All that smoking indoors on "I Love Lucy" would have closed Ricky Ricardo's nightclub.
On the other hand, Samantha on "Bewitched" would be fully out of the broom closet these days. Wiccan is in.
"Batman" was a great joy to watch when I was a kid. I loved the campiness of the 1960s show. It was great escapism.
Cesar Romero's Joker never inspired anyone to shoot up a crowded theater.
Today, Batman makes no sense.
Between GPS and Google, anyone today could locate the Bat Cave, and his secret identity would be no secret thanks to Wikileaks.
Besides that, Batman's arrests pose a problem.
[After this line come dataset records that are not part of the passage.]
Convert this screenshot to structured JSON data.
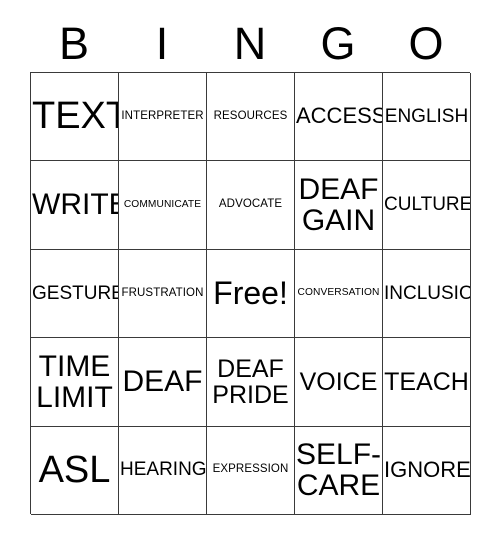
{
  "card": {
    "header_letters": [
      "B",
      "I",
      "N",
      "G",
      "O"
    ],
    "columns": 5,
    "rows": 5,
    "free_space": "Free!",
    "colors": {
      "background": "#ffffff",
      "text": "#000000",
      "grid_line": "#3a3a3a"
    },
    "cells": [
      {
        "text": "TEXT",
        "size": "sz-xl"
      },
      {
        "text": "INTERPRETER",
        "size": "sz-tiny"
      },
      {
        "text": "RESOURCES",
        "size": "sz-tiny"
      },
      {
        "text": "ACCESS",
        "size": "sz-sm"
      },
      {
        "text": "ENGLISH",
        "size": "sz-xs"
      },
      {
        "text": "WRITE",
        "size": "sz-md2"
      },
      {
        "text": "COMMUNICATE",
        "size": "sz-min"
      },
      {
        "text": "ADVOCATE",
        "size": "sz-tiny"
      },
      {
        "text": "DEAF\nGAIN",
        "size": "sz-md2"
      },
      {
        "text": "CULTURE",
        "size": "sz-xs"
      },
      {
        "text": "GESTURE",
        "size": "sz-xs"
      },
      {
        "text": "FRUSTRATION",
        "size": "sz-tiny"
      },
      {
        "text": "Free!",
        "size": "sz-lg"
      },
      {
        "text": "CONVERSATION",
        "size": "sz-min"
      },
      {
        "text": "INCLUSION",
        "size": "sz-xs"
      },
      {
        "text": "TIME\nLIMIT",
        "size": "sz-md2"
      },
      {
        "text": "DEAF",
        "size": "sz-md2"
      },
      {
        "text": "DEAF\nPRIDE",
        "size": "sz-md"
      },
      {
        "text": "VOICE",
        "size": "sz-md"
      },
      {
        "text": "TEACH",
        "size": "sz-md"
      },
      {
        "text": "ASL",
        "size": "sz-xl"
      },
      {
        "text": "HEARING",
        "size": "sz-xs"
      },
      {
        "text": "EXPRESSION",
        "size": "sz-tiny"
      },
      {
        "text": "SELF-\nCARE",
        "size": "sz-md2"
      },
      {
        "text": "IGNORE",
        "size": "sz-sm"
      }
    ]
  }
}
Sure, the police deputized him, but the various costumed criminals do have the right to face their accuser in court.
This explains why the Joker, the Penguin, the Riddler and the rest came back so often.
Without Batman's testimony, prosecutors would be forced to plea bargain the time in jail.
Finally, there is the coyote and the roadrunner.
Physicists for years have scoffed at the absurdity of the various sight gags. Apparently, gravity works even if you do not look down first.
Recently, I learned the top speed of a roadrunner is 20 mph. Coyotes can go 43 mph.
Try munch, munch.
Maybe I expect too much from television.